L'enquête progresse à grands pas après les attentats qui ont frappé l'Île-de-France vendredi 13 novembre. Mercredi, une opération antiterroriste à Saint-Denis a débouché sur la garde à vue de huit personnes. Jeudi, le parquet a confirmé la mort dans cet assaut d'Abdelhamid Abaaoud, djishadiste belge et potentiel chef opérationnel des attentats. Alors qu'à Bruxelles, des perquisitions ont débouché jeudi sur neuf interpellations, Europe 1 a interrogé jeudi Claude Moniquet, ancien membre de la DGSE, expert en terrorisme et président du centre d'étude spécialisé European Strategic Intelligence & Security Center (ESISC).
Une mort qui "est une bonne nouvelle". La mort du chef opérationnel présumé des attentats de Paris et Saint-Denis est "une victoire incontestable de la police et du renseignement" et "une bonne nouvelle pour la France et l'humanité vu la personnalité sinistre" de ce djihadiste belge, estime Claude Moniquet. Mais "sur le moyen et long terme", cette mort "ne va pas changer grand chose", ajoute-t-il. Abaaoud "a été autorisé à venir en Europe mener une opération dont on savait très bien qu'il avait peu de chances de sortir vivant ou libre", explique l'ancien de la DGSE.
L'Etat islamique est composé de "gens intelligents", qui ont estimé qu'Abdelhamid Abaaoud "rapporterait plus mort que vivant", explique-t-il. Il va devenir ainsi "une icône", "un nouveau Saladin qui est entré dans la forteresse française", de quoi "recruter de nouveaux volontaires", estime Claude Moniquet.
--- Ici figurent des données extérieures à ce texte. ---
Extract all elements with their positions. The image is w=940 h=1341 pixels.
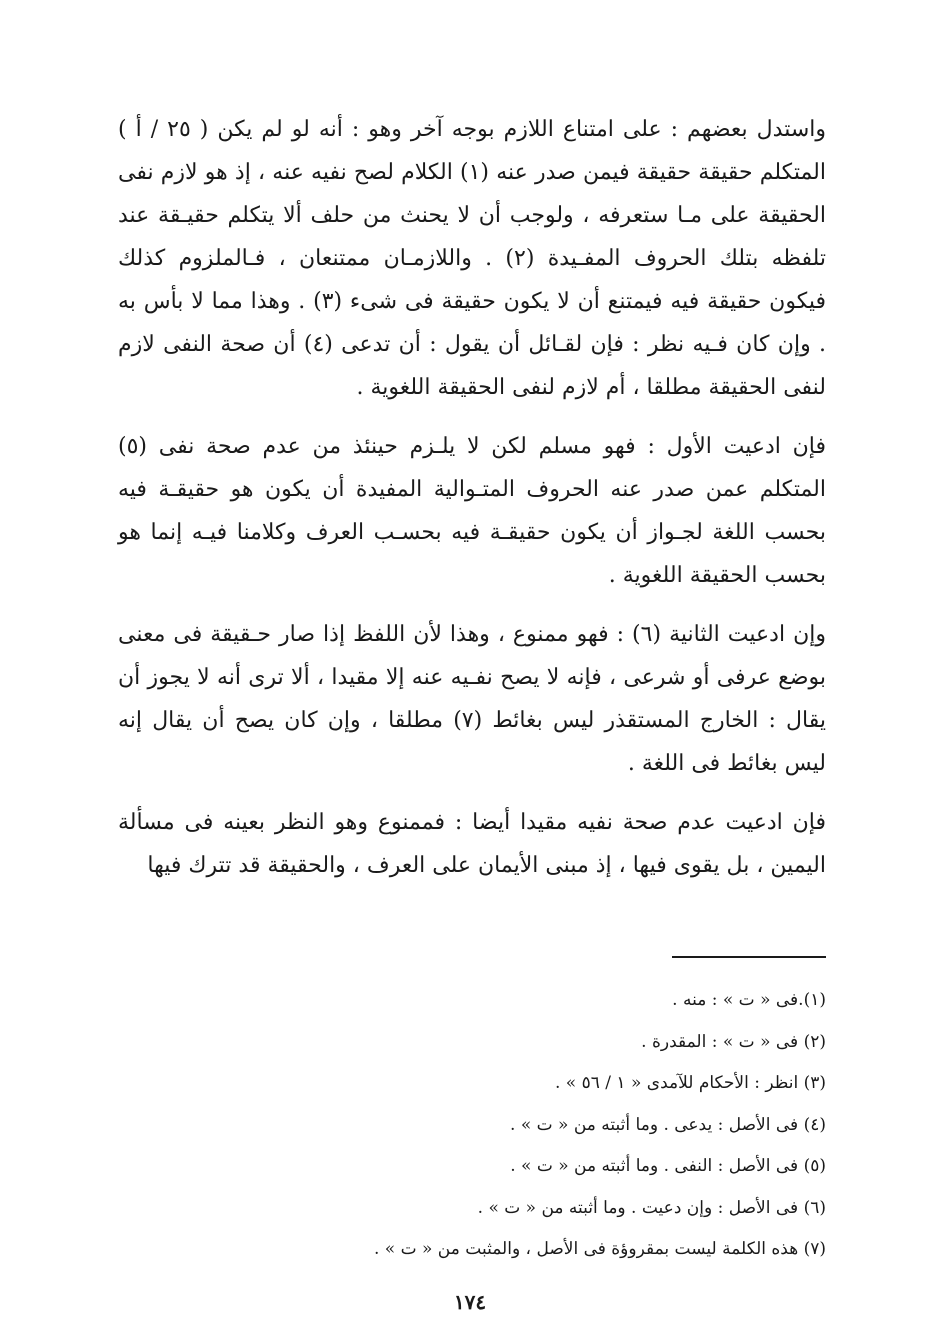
paragraph-3: وإن ادعيت الثانية (٦) : فهو ممنوع ، وهذا لأن اللفظ إذا صار حـقيقة فى معنى بوضع عرفى أو شرعى ، فإنه لا يصح نفـيه عنه إلا مقيدا ، ألا ترى أنه لا يجوز أن يقال : الخارج المستقذر ليس بغائط (٧) مطلقا ، وإن كان يصح أن يقال إنه ليس بغائط فى اللغة . [118,622,826,776]
footnote-2: (٢) فى « ت » : المقدرة . [641,1031,826,1052]
footnote-5: (٥) فى الأصل : النفى . وما أثبته من « ت » . [510,1156,826,1176]
main-text [118,108,826,903]
paragraph-1: واستدل بعضهم : على امتناع اللازم بوجه آخر وهو : أنه لو لم يكن ( ٢٥ / أ ) المتكلم حقيقة حقيقة فيمن صدر عنه (١) الكلام لصح نفيه عنه ، إذ هو لازم نفى الحقيقة على مـا ستعرفه ، ولوجب أن لا يحنث من حلف ألا يتكلم حقيـقة عند تلفظه بتلك الحروف المفـيدة (٢) . واللازمـان ممتنعان ، فـالملزوم كذلك فيكون حقيقة فيه فيمتنع أن لا يكون حقيقة فى شىء (٣) . وهذا مما لا بأس به . وإن كان فـيه نظر : فإن لقـائل أن يقول : أن تدعى (٤) أن صحة النفى لازم لنفى الحقيقة مطلقا ، أم لازم لنفى الحقيقة اللغوية . [118,117,827,400]
footnote-6: (٦) فى الأصل : وإن دعيت . وما أثبته من « ت » . [477,1197,826,1218]
footnote-1: (١).فى « ت » : منه . [672,990,826,1010]
footnote-separator [672,956,826,958]
footnote-4: (٤) فى الأصل : يدعى . وما أثبته من « ت » . [510,1114,826,1135]
page-number: ١٧٤ [453,1290,487,1314]
footnote-3: (٣) انظر : الأحكام للآمدى « ١ / ٥٦ » . [554,1073,826,1093]
paragraph-4: فإن ادعيت عدم صحة نفيه مقيدا أيضا : فممنوع وهو النظر بعينه فى مسألة اليمين ، بل يقوى فيها ، إذ مبنى الأيمان على العرف ، والحقيقة قد تترك فيها [118,810,826,878]
paragraph-2: فإن ادعيت الأول : فهو مسلم لكن لا يلـزم حينئذ من عدم صحة نفى (٥) المتكلم عمن صدر عنه الحروف المتـوالية المفيدة أن يكون هو حقيقـة فيه بحسب اللغة لجـواز أن يكون حقيقـة فيه بحسـب العرف وكلامنا فيـه إنما هو بحسب الحقيقة اللغوية . [118,434,826,588]
footnote-7: (٧) هذه الكلمة ليست بمقروؤة فى الأصل ، والمثبت من « ت » . [373,1239,826,1259]
footnotes [300,980,826,1271]
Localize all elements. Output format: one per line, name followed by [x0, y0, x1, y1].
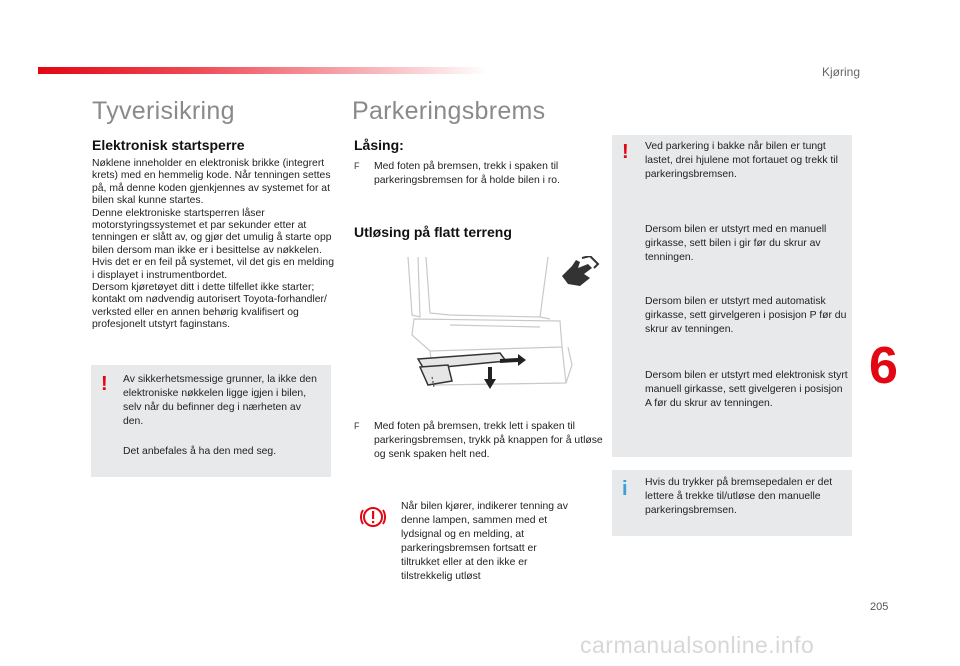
info-icon: i: [622, 478, 628, 500]
release-bullet-text: Med foten på bremsen, trekk lett i spaken til parkeringsbremsen, trykk på knappen for å utløse og senk spaken helt ned.: [374, 421, 603, 460]
brake-warning-lamp-icon: [360, 504, 386, 530]
section-label: Kjøring: [821, 65, 860, 79]
theft-warning-text-1: Av sikkerhetsmessige grunner, la ikke den elektroniske nøkkelen ligge igjen i bilen, selv når du befinner deg i nærheten av den.: [123, 374, 317, 427]
warning-icon: !: [622, 141, 629, 163]
lamp-note: Når bilen kjører, indikerer tenning av denne lampen, sammen med et lydsignal og en melding, at parkeringsbremsen fortsatt er tiltrukket eller at den ikke er tilstrekkelig utløst: [401, 501, 568, 582]
parking-warning-item-4: Dersom bilen er utstyrt med elektronisk styrt manuell girkasse, sett givelgeren i posisjon A før du skrur av tenningen.: [645, 370, 848, 409]
left-subtitle: Elektronisk startsperre: [92, 137, 245, 153]
brake-info-text: Hvis du trykker på bremsepedalen er det lettere å trekke til/utløse den manuelle parkeringsbremsen.: [645, 477, 833, 516]
locking-heading: Låsing:: [354, 137, 404, 153]
startsperre-paragraph: Nøklene inneholder en elektronisk brikke (integrert krets) med en hemmelig kode. Når tenningen settes på, må denne koden gjenkjennes av systemet for at bilen skal kunne startes. Denne elektroniske startsperren låser motorstyringssystemet et par sekunder etter at tenningen er slått av, og gjør det umulig å starte opp bilen dersom man ikke er i besittelse av nøkkelen. Hvis det er en feil på systemet, vil det gis en melding i displayet i instrumentbordet. Dersom kjøretøyet ditt i dette tilfellet ikke starter; kontakt om nødvendig autorisert Toyota-forhandler/ verksted eller en annen behørig kvalifisert og profesjonelt utstyrt faginstans.: [92, 158, 334, 331]
left-title: Tyverisikring: [92, 97, 235, 125]
page-number: 205: [870, 601, 889, 613]
release-heading: Utløsing på flatt terreng: [354, 224, 512, 240]
theft-warning-text-2: Det anbefales å ha den med seg.: [123, 446, 277, 457]
parking-warning-item-1: Ved parkering i bakke når bilen er tungt lastet, drei hjulene mot fortauet og trekk til parkeringsbremsen.: [645, 141, 838, 180]
bullet-marker: F: [354, 421, 360, 431]
chapter-number: 6: [869, 337, 898, 395]
bullet-marker: F: [354, 161, 360, 171]
locking-bullet: [354, 160, 606, 188]
parking-warning-item-3: Dersom bilen er utstyrt med automatisk girkasse, sett girvelgeren i posisjon P før du skrur av tenningen.: [645, 296, 847, 335]
locking-bullet-text: Med foten på bremsen, trekk i spaken til parkeringsbremsen for å holde bilen i ro.: [374, 161, 560, 186]
header-accent-bar: [38, 67, 488, 74]
parking-warning-item-2: Dersom bilen er utstyrt med en manuell girkasse, sett bilen i gir før du skrur av tenningen.: [645, 224, 827, 263]
release-bullet: [354, 420, 614, 461]
brake-lever-hand-icon: [558, 256, 600, 290]
watermark: carmanualsonline.info: [580, 632, 815, 658]
theft-warning-box: [91, 365, 331, 477]
middle-title: Parkeringsbrems: [352, 97, 546, 125]
warning-icon: !: [101, 373, 108, 395]
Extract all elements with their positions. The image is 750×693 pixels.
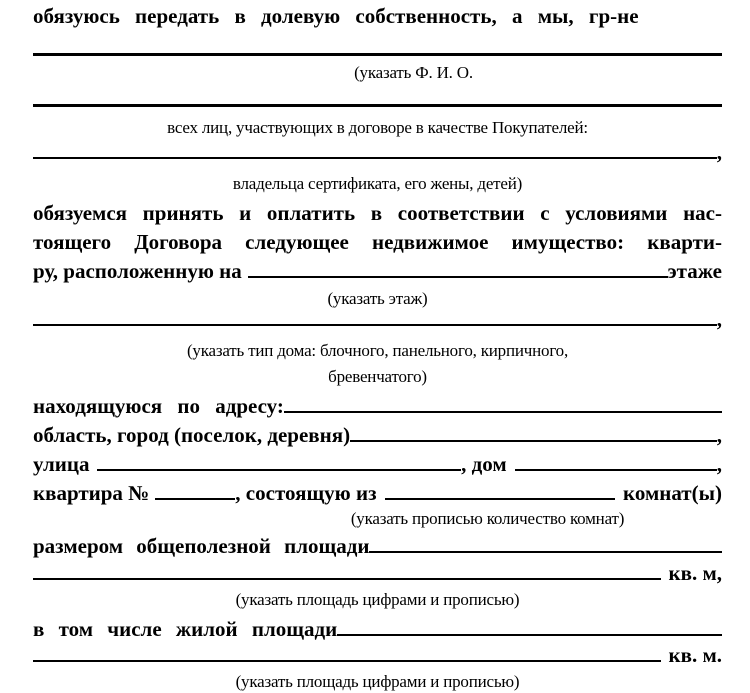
- fill-blank-house-type: [33, 324, 717, 326]
- street-line: [33, 450, 722, 479]
- trailing-comma: ,: [716, 452, 722, 476]
- house-type-blank-line: [33, 307, 722, 331]
- house-type-hint-1: (указать тип дома: блочного, панельного, кирпичного,: [186, 341, 569, 360]
- living-area-label: в том числе жилой площади: [33, 617, 338, 641]
- house-type-hint-2: бревенчатого): [328, 367, 427, 386]
- fill-blank-region: [350, 440, 717, 442]
- apartment-label: квартира №: [33, 481, 150, 505]
- fio-hint: (указать Ф. И. О.: [354, 63, 473, 82]
- trailing-comma: ,: [716, 423, 722, 447]
- living-area-line: [33, 615, 722, 644]
- fill-blank-street: [97, 469, 461, 471]
- fill-blank-buyers: [33, 157, 717, 159]
- buyers-hint: всех лиц, участвующих в договоре в качестве Покупателей:: [167, 118, 588, 137]
- house-label: , дом: [461, 452, 507, 476]
- address-line: [33, 392, 722, 421]
- fill-blank-apartment-number: [155, 498, 235, 500]
- apartment-line: [33, 479, 722, 508]
- area-hint-1: (указать площадь цифрами и прописью): [235, 590, 520, 609]
- sqm-label: кв. м.: [668, 643, 722, 667]
- floor-label: ру, расположенную на: [33, 259, 242, 283]
- fill-blank-fio-line-2: [33, 84, 722, 107]
- region-label: область, город (поселок, деревня): [33, 423, 351, 447]
- trailing-comma: ,: [716, 140, 722, 164]
- total-area-label: размером общеполезной площади: [33, 534, 370, 558]
- sqm-label: кв. м,: [668, 561, 722, 585]
- fill-blank-fio-line-1: [33, 31, 722, 56]
- fill-blank-floor: [248, 276, 668, 278]
- floor-hint: (указать этаж): [327, 289, 428, 308]
- floor-line: [33, 257, 722, 286]
- region-line: [33, 421, 722, 450]
- area-hint-2: (указать площадь цифрами и прописью): [235, 672, 520, 691]
- rooms-hint: (указать прописью количество комнат): [350, 509, 625, 528]
- intro-line: обязуюсь передать в долевую собственность, а мы, гр-не: [33, 4, 639, 28]
- fill-blank-living-area-1: [337, 634, 722, 636]
- fill-blank-total-area-2: [33, 578, 661, 580]
- oblige-line-2: тоящего Договора следующее недвижимое имущество: кварти-: [33, 230, 722, 254]
- total-area-line: [33, 532, 722, 561]
- oblige-line-1: обязуемся принять и оплатить в соответствии с условиями нас-: [33, 201, 722, 225]
- fill-blank-living-area-2: [33, 660, 661, 662]
- living-area-line-2: [33, 644, 722, 666]
- buyers-blank-line: [33, 139, 722, 165]
- fill-blank-rooms-count: [385, 498, 616, 500]
- floor-suffix: этаже: [667, 259, 722, 283]
- street-label: улица: [33, 452, 90, 476]
- total-area-line-2: [33, 561, 722, 585]
- fill-blank-total-area-1: [369, 551, 722, 553]
- fill-blank-address: [284, 411, 722, 413]
- rooms-label: комнат(ы): [623, 481, 722, 505]
- trailing-comma: ,: [716, 307, 722, 331]
- cert-hint: владельца сертификата, его жены, детей): [232, 174, 523, 193]
- fill-blank-house-number: [515, 469, 717, 471]
- address-label: находящуюся по адресу:: [33, 394, 284, 418]
- consisting-label: , состоящую из: [235, 481, 377, 505]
"Des erreurs certainement". Au sujet d'Abdelhamid Abaaoud existent de nombreuses interrogations sur ses aller-retours entre l'Europe et la Syrie, où il est parti combattre en janvier 2014. "Il y a eu des erreurs certainement", avance Claude Moniquet. Mais l'expert précise qu'elles ne viennent pas forcément uniquement du côté belge. "Il y a sans doute eu quelques erreurs en France". "Un des terroristes de vendredi soir (Samy Amimour, ndlr) était sous le coup d'un contrôle judiciaire et il a pu gagner la Syrie depuis la France, c'est plutôt une erreur française", rappelle-t-il. Mais l'ancien de la DGSE tempère : "il y a beaucoup de brouillard, beaucoup de rumeurs". Il faut "tout mettre à plat pour voir exactement ce qu'il s'est passé et pour essayer de corriger les erreurs et les dysfonctionnements", explique-t-il.
Des aller-retours Europe-Syrie "choquants". Un ressortissant belge qui part en Syrie en 2014, s'installe à Raqqa, fief de l'Etat islamique, et qui revient en Europe, "c'est choquant", concède Claude Moniquet. Mais il explique que "sur un continent comme l'Europe", il y a "des dizaines de milliers de personnes qui sont des criminels, terroristes ou de droits communs, recherchés par la police". Or, "ils vivent clandestinement, parfois pendant des années, s'ils sont intelligents et bien organisés". Pour le passage des frontières, Claude Moniquet explique, par exemple, qu'il est possible d'utiliser des papiers d'identité dont la photographie ressemble "le plus possible à la personne qu'on veut faire transiter". Cette dernière va alors "modifier son physique". "C'est à peu près indétectable", estime l'ancien de la DGSE.
"Assécher le marécage". "L'état d'urgence va changer quelque chose", souligne cependant Claude Moniquet. Depuis samedi dernier, plusieurs centaines de perquisitions ont eu lieu partout en France et des assignations à résidence ont été décidées. "La police est en train d'assécher le marécage sur lequel repose le recrutement de l'Etat islamique" en mettant "sous surveillance ou hors d'état de nuire les personnes dangereuses ou suspectes", rappelle l'expert en terrorisme.